Core earnings from the fuel business more than doubled to P937 million, from P416 million, due to better margins and sales mix.
It reported that fuel sales volume grew 25 percent, hitting the 1.5-billion liter milestone in 2016, driven by solid growth in retail and commercial volume. Lubricant sales volume saw an 18-percent growth year-on-year on increased market share.
It was able to put up 51 new retail stations last year, bringing the total number of outlets built to 505 as of end-December 2016.
Revenues were higher by only 2 percent, as lower oil prices year-on-year were offset by higher sales volume. Last November it concluded its sale of its noncore businesses in shipping and industrial park operations to the Udenna Group, the effective parent and majority stockholder of Phoenix Petroleum for total net proceeds of P3 billion.
Proceeds of the sale were used to pay down debt, which improved the company’s leverage, allowing room for further investments in its core business, including potential acquisitions.

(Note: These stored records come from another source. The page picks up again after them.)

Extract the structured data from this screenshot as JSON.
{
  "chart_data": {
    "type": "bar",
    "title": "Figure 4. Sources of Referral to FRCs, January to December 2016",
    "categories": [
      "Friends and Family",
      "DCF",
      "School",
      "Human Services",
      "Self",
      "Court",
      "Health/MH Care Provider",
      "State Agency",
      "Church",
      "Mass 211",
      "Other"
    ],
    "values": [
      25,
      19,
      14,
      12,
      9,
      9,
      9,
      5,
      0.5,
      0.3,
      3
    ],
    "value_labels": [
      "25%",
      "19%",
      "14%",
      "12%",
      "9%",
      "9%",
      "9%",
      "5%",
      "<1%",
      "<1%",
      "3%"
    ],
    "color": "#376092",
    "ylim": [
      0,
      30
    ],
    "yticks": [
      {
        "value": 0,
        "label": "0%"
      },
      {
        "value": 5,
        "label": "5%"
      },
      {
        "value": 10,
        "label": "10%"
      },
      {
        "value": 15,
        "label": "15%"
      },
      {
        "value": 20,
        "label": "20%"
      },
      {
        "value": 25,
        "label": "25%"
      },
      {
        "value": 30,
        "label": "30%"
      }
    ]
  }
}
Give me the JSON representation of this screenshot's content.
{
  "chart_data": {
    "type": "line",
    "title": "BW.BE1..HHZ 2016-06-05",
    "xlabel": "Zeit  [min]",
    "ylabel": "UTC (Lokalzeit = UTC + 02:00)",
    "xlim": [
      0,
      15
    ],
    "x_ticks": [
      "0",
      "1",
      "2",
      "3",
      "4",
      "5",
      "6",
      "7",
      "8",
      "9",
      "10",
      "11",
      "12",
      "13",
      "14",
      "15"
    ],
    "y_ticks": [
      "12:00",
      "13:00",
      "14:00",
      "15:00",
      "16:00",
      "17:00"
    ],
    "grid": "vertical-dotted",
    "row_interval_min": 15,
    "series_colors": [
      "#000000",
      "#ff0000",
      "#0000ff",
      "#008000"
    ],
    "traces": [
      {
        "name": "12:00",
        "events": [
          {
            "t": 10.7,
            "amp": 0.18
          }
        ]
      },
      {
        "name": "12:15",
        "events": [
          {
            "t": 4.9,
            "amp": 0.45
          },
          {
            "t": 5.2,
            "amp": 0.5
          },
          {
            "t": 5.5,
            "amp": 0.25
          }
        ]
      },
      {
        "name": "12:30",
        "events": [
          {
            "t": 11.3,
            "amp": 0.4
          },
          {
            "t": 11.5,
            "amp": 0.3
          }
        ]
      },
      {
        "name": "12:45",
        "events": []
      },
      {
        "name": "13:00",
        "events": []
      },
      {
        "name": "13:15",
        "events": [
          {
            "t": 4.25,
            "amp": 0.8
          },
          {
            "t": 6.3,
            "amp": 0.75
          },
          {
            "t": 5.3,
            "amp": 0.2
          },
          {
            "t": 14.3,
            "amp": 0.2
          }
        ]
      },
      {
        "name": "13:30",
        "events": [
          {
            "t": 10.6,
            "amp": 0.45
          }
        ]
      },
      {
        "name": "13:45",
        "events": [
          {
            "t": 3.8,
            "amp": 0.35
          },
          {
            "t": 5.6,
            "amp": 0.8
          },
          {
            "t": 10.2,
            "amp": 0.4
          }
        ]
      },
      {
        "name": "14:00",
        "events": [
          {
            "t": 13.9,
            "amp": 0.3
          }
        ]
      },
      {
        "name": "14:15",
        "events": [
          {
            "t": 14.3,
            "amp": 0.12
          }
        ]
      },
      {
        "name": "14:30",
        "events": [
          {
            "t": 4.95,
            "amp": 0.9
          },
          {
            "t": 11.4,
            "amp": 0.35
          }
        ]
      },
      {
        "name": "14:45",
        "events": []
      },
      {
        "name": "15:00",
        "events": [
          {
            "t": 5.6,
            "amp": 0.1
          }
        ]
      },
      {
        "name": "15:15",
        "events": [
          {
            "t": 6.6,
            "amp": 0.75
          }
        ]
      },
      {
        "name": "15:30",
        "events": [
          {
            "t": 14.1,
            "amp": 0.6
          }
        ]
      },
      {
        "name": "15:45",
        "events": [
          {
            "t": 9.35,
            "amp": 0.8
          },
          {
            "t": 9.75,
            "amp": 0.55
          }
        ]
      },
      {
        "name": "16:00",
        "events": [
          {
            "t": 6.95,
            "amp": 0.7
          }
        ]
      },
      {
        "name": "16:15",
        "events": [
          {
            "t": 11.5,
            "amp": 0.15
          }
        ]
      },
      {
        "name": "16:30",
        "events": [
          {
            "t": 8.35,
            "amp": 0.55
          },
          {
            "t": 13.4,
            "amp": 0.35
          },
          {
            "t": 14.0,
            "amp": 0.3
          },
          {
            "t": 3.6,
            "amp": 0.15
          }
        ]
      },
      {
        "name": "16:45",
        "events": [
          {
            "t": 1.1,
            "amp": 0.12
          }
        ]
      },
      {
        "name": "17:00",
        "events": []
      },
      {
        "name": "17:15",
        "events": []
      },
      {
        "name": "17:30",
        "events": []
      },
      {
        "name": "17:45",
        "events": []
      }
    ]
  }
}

Phoenix Petroleum continues to expand its supply-chain assets, with higher tank capacities at its Villanueva (Cagayan de Oro) and Subic terminals in 2016. This year new depots in Tayud, Cebu, and General Santos are expected to be completed in the first and fourth quarters, respectively. Further expansion is also eyed for the Calaca, Batangas, terminal in the third quarter. Based on the latest data released by the Department of Energy, Phoenix Petroleum registered a market share of 6.9 percent as of the first half of 2016, putting it on track to becoming the third-largest oil company in the country by the end of 2017.